SecurityBrief Australia - Technology news for CISOs & cybersecurity decision-makers
Story image
Kaspersky achieves AAA expert rating for EDR products
Wed, 24th Aug 2022
FYI, this story is more than a year old

Independent security testing organisation SE Labs has awarded Kaspersky Endpoint Detection and Response Expert a ‘AAA' rating in its first comparative Enterprise Advanced Security assessment of EDR products.

In the test, Kaspersky EDR Expert achieved 100% ‘Total Accuracy Rating', detecting every element of each threat with no false positives.

According to the company, cyber crime is a rising threat, predicted to reach a global cost of $10.5 trillion by 2025. Not only are the number of threats rising, but the attacks themselves are also becoming more sophisticated, with criminals using new tools and methods to breach target networks.

It is therefore important for businesses to have robust and reliable detection and response tools in place, to secure their network across all devices, Kaspersky states.

To determine how effective each EDR product is, SE Labs ran several full-chain attacks against the offerings of five different cybersecurity companies.

These were based on real attacker behaviour, using the ATT-CK MITRE framework to ensure the environment is as realistic as possible. The tests consisted of 17 attacks in total, from four different APTs – Wizard Spider, Sandworm, Lazarus Group and Operation Wocao.

Products were then scored on their ability to detect the attack at various different stages, helping to identify any weaknesses in a particular area.

Kaspersky EDR Expert managed to detect every one of the 17 attacks, across all stages, receiving a ‘Total Accuracy Rating' of 100%. This score came from the product's ‘Detection Accuracy' and ‘Legitimate Accuracy' ratings, meaning that it not only identified the full range of attacks, but it also avoided identifying any false positives. This put Kaspersky in first place out of five companies tested for its EDR product, earning SE Labs' highest possible ‘AAA' rating.
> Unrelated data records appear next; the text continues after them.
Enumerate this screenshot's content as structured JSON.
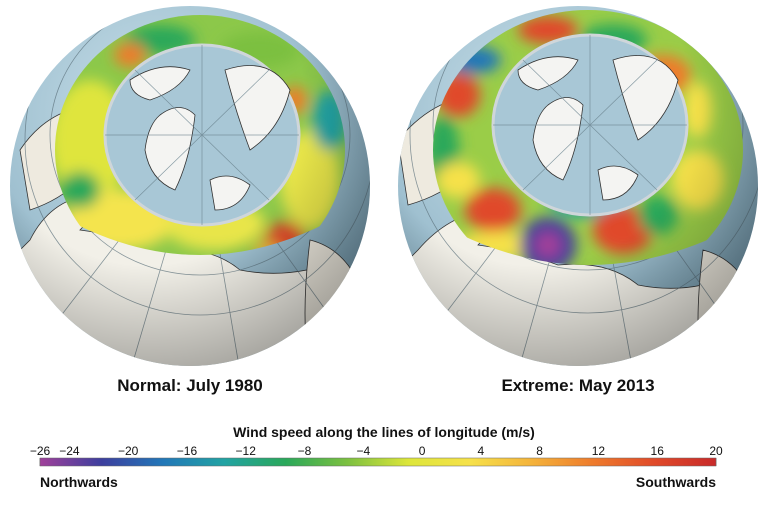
{
  "panels": [
    {
      "caption": "Normal: July 1980"
    },
    {
      "caption": "Extreme: May 2013"
    }
  ],
  "legend": {
    "title": "Wind speed along the lines of longitude (m/s)",
    "ticks": [
      "−26",
      "−24",
      "−20",
      "−16",
      "−12",
      "−8",
      "−4",
      "0",
      "4",
      "8",
      "12",
      "16",
      "20"
    ],
    "min": -26,
    "max": 20,
    "left_label": "Northwards",
    "right_label": "Southwards"
  },
  "colors": {
    "ocean": "#a8c7d6",
    "land": "#f2f0e8",
    "scale": [
      "#a0409a",
      "#3d3f9e",
      "#2277b8",
      "#22a3a3",
      "#2aa85a",
      "#7cc040",
      "#dde63a",
      "#f6e14a",
      "#f4b33b",
      "#ee7b2c",
      "#e04a2a",
      "#c82a2a"
    ]
  }
}
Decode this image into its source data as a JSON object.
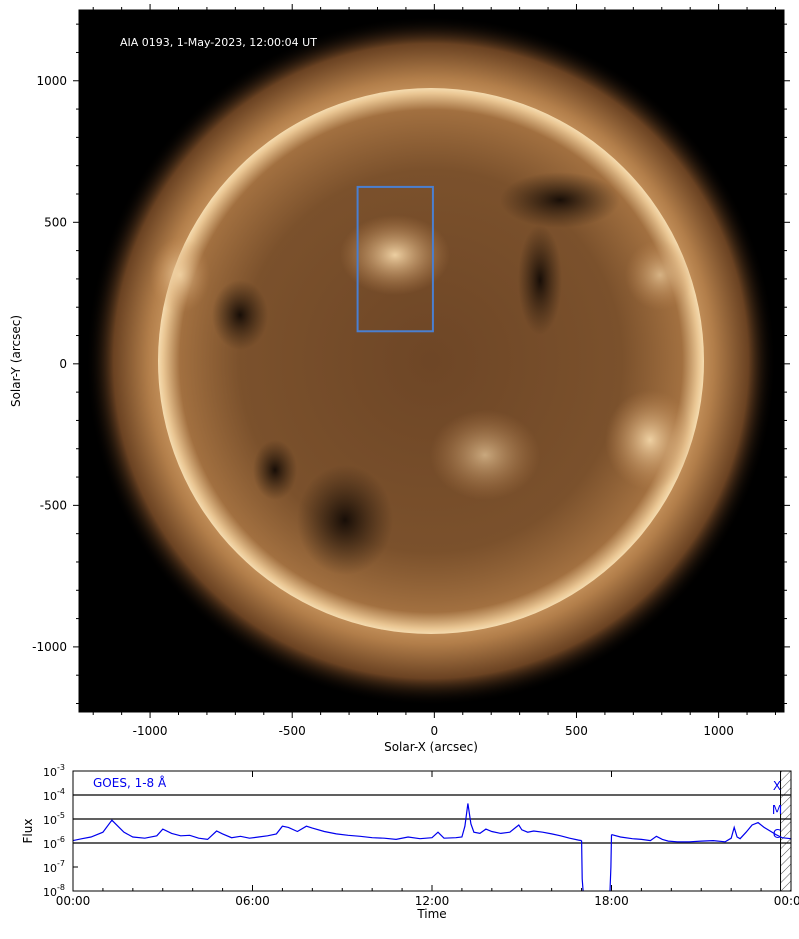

Alexander Liskin, head of threat research at Kaspersky, says, “As advanced cyber threats become more commonplace, businesses need to ensure they have efficient cybersecurity measures in place to keep them safe. Enterprise Advanced Security assessment of EDR products by SE Labs puts the available security offerings to the test against the full-chain attacks of several known APT groups to evaluate their quality, and uses advanced scoring system to easily identify the best solution."

He continues, "Kaspersky has participated in this assessment starting from its launch as Breach Response Test in 2019, and we are excited to receive regular confirmation about Kaspersky EDR Expert's true capabilities at the highest level.

"SE Labs has the most advanced and transparent security testing methodology, which is why we trust them to test our products publicly. Independent tests provide us with additional control over the quality of protection made available to our customers and confirms the company's success in keeping up with the evolving threat landscape."

Simon Edwards, CEO of SE Labs, says, “There are many different parts to a cyber attack and it's important to use them all when assessing security products. They might miss one but catch another. In this case Kaspersky EDR Expert caught them all, which is extremely impressive and reassuring."

Kaspersky Endpoint Detection and Response Expert provides visibility across all endpoints on a company's corporate network and delivers defence, enabling automation of routine tasks to discover, prioritise, investigate, and neutralise complex threats and APT-grade attacks, the compay states.

Kaspersky is a global cybersecurity and digital privacy company founded in 1997. Kaspersky's threat intelligence and security expertise is continually transforming into security solutions and services to protect businesses, critical infrastructure, governments and consumers around the globe.

The company's comprehensive security portfolio includes leading endpoint protection and a number of specialised security solutions and services to fight sophisticated and evolving digital threats.